Wow, being told to F off. Sorry about that. My SS 20 who is trying and has been a handful for 14 years, has never even thought about that, well maybe thought about it but never did it. He has done that once or twice with his mother which each time he was kicked out but that was never an option with me. Sorry, its not going to get better. Try disengaging if you can tolerant that disrespect. Disengaging helped me through a lot once I had reached my end. I still get drawn into the BS now and then but as all posts here, everyone is dealing with something a little bit different.

P Popper's picture

'raining down fresh hell' is my new favorite!!!

in all seriousness, I agree w/echo.

Disengage, and recalculate the value of this relationship.
Teenagers suck. especially these days.
sorry!

Andie91801's picture

I don't know but

But my DH children were like that with their mother's new husband and she wouldn't allow him to discipline them...i.e. to take their privileges away. They curse and scream at their mom if they don't get what they want. They F-off their step father who basically supported them and their mother. It got so bad that the guy filed for divorce and made a very generous offer to their mother. Even the mother's attorney said take it because she won't get that much if they go to court...close to 800K. Anyway she spent them all within 3 years...So answer your questions...It's not likely, especially if she doesn't discipline them or allow you to do it.

Best of luck.

A.

Rags's picture

It will only get better if you climb up their asses and stay there until they adopt the behaviors of respectful children. Many will tell you that it is not your problem but if you are going to make a life with the mother of these hell spawned little shits it will take a firm boot applied vigorously to their snarky backsides to keep their heads out of their own asses.

If they do not comply with respectful behavioral standards, apply the boot the ass. Figuratively ... or literally. Your call.

The relationship with the Skids will not improve unless you set the standards and enforce them.

Your SO has a choice. Partner with you in enforcing the standards and step up and get it done before you have to or...... STFU while you do it.

If my Skid had ever disconnected his brain from his behavior to the point of telling me or my wife to Fuck Off, particularly as a teen, it would have cost him a backhand across the foul mouthed lips and a trip out the door on his ass.

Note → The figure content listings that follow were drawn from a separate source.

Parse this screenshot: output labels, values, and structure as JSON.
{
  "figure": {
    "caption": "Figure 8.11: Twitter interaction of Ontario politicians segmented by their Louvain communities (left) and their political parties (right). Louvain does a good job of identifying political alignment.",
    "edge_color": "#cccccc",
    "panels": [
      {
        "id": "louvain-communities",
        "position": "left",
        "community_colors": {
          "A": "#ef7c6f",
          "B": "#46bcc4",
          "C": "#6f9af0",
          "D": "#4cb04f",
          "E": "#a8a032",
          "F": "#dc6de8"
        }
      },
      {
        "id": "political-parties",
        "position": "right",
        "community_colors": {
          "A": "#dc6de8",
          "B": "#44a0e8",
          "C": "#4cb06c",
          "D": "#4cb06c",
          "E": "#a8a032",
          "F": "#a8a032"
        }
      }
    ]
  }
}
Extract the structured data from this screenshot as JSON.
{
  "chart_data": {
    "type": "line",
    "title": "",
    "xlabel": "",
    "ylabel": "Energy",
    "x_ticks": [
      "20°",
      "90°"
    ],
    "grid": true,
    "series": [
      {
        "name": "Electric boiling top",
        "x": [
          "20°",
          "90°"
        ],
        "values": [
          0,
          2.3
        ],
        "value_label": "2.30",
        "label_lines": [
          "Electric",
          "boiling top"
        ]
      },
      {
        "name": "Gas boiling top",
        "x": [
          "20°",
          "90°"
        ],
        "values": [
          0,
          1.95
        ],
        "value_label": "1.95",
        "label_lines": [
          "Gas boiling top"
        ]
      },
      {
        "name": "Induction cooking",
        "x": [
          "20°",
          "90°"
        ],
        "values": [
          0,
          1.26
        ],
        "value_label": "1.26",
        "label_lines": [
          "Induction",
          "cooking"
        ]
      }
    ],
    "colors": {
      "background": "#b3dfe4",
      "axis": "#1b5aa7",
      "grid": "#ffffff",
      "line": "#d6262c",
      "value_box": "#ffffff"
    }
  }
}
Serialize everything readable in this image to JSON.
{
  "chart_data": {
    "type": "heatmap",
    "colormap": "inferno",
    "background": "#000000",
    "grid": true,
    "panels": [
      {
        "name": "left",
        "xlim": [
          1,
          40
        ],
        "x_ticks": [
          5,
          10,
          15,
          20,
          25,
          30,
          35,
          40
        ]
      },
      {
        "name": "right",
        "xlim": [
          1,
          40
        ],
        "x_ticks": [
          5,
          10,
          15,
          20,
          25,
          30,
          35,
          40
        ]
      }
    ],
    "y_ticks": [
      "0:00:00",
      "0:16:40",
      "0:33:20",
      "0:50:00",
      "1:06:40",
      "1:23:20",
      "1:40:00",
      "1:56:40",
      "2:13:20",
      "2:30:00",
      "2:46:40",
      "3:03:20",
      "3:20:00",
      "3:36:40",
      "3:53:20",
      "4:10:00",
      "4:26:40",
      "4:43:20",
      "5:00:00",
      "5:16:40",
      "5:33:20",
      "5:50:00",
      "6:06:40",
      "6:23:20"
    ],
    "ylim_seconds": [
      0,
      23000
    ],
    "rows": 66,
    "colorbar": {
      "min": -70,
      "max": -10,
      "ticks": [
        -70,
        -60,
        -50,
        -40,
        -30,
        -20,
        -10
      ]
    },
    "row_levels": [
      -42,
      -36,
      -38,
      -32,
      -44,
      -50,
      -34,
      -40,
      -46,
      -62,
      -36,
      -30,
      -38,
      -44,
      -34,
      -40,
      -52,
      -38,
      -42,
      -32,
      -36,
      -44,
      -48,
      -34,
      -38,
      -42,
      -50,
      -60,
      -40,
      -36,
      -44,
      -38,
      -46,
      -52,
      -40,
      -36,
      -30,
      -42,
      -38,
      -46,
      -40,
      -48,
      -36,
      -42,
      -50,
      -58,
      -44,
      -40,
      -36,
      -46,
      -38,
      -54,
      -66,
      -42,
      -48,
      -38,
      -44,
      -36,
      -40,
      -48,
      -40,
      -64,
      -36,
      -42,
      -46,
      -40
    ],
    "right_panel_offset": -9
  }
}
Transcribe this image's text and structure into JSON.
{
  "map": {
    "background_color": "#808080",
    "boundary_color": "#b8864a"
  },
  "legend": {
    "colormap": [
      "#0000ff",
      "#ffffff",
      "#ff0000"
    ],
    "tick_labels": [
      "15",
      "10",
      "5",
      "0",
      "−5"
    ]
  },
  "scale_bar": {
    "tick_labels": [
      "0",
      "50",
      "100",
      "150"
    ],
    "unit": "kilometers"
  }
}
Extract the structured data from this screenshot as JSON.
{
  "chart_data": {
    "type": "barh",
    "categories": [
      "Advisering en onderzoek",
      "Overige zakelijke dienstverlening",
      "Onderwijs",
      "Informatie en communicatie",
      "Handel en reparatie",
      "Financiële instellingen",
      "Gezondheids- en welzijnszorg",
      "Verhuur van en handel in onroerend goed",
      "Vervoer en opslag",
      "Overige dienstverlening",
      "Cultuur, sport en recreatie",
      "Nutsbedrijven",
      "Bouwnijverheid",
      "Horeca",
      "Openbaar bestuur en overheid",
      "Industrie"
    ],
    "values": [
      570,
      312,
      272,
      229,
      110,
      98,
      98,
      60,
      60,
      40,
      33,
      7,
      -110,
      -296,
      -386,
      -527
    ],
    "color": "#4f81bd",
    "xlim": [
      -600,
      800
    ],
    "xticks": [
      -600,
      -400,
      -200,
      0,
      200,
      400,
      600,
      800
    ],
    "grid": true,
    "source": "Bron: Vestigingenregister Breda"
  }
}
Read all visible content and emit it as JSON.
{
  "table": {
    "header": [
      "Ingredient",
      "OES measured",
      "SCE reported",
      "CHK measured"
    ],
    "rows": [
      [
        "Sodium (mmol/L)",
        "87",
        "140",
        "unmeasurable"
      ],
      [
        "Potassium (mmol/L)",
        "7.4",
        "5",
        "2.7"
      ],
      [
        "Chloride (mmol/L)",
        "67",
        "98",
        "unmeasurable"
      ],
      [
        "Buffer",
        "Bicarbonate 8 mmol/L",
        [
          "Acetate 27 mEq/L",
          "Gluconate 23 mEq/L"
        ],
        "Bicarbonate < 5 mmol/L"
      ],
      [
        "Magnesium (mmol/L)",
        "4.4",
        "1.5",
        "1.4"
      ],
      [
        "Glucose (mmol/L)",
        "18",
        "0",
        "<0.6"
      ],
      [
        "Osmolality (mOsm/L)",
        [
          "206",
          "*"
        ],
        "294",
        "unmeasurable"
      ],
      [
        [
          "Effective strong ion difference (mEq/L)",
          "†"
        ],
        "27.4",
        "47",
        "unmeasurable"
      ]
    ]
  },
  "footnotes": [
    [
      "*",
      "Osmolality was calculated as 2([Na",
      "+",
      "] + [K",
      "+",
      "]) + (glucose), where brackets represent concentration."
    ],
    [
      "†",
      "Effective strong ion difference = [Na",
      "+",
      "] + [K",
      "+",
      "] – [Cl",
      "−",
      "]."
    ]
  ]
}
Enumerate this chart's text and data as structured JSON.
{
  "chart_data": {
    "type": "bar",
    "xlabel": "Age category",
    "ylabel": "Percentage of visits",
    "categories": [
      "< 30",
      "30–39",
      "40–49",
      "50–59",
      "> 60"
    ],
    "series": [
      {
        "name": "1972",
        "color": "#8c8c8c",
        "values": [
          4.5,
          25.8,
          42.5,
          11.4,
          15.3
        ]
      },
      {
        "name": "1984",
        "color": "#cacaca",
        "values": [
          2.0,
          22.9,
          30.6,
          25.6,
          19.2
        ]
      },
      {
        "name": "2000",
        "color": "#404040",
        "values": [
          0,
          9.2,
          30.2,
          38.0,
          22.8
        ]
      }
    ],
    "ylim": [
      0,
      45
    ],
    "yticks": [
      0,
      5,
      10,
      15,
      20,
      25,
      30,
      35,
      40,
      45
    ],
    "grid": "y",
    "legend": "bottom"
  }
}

Anything short of enforcing standards firmly will very likely put an as yet to be determined end date on your relationship.

IMHO of course.

Good luck.

tazztunes's picture

you might consider family counseling with them! They may feel like your relationship with their mother threatens theirs. Speaking to a professional can help them work it out.

Rags's picture

It will get better only if you set and enforce the boundaries of acceptable behavior in your home. Your GF has a choice, get on board, step up, and parent before you have to or bite her tongue.

As for the run vs stay advice...... There are some situations that are intollerable. Many STalkers have experienced their own version of intollerable and when they see someone describing a similar situation they advise according to their own experiences. The fact is that if you and your GF do not immediately get on board a common platform regarding establishement and enforcement of acceptable kid behavior you are better off to cut your losses and get out now.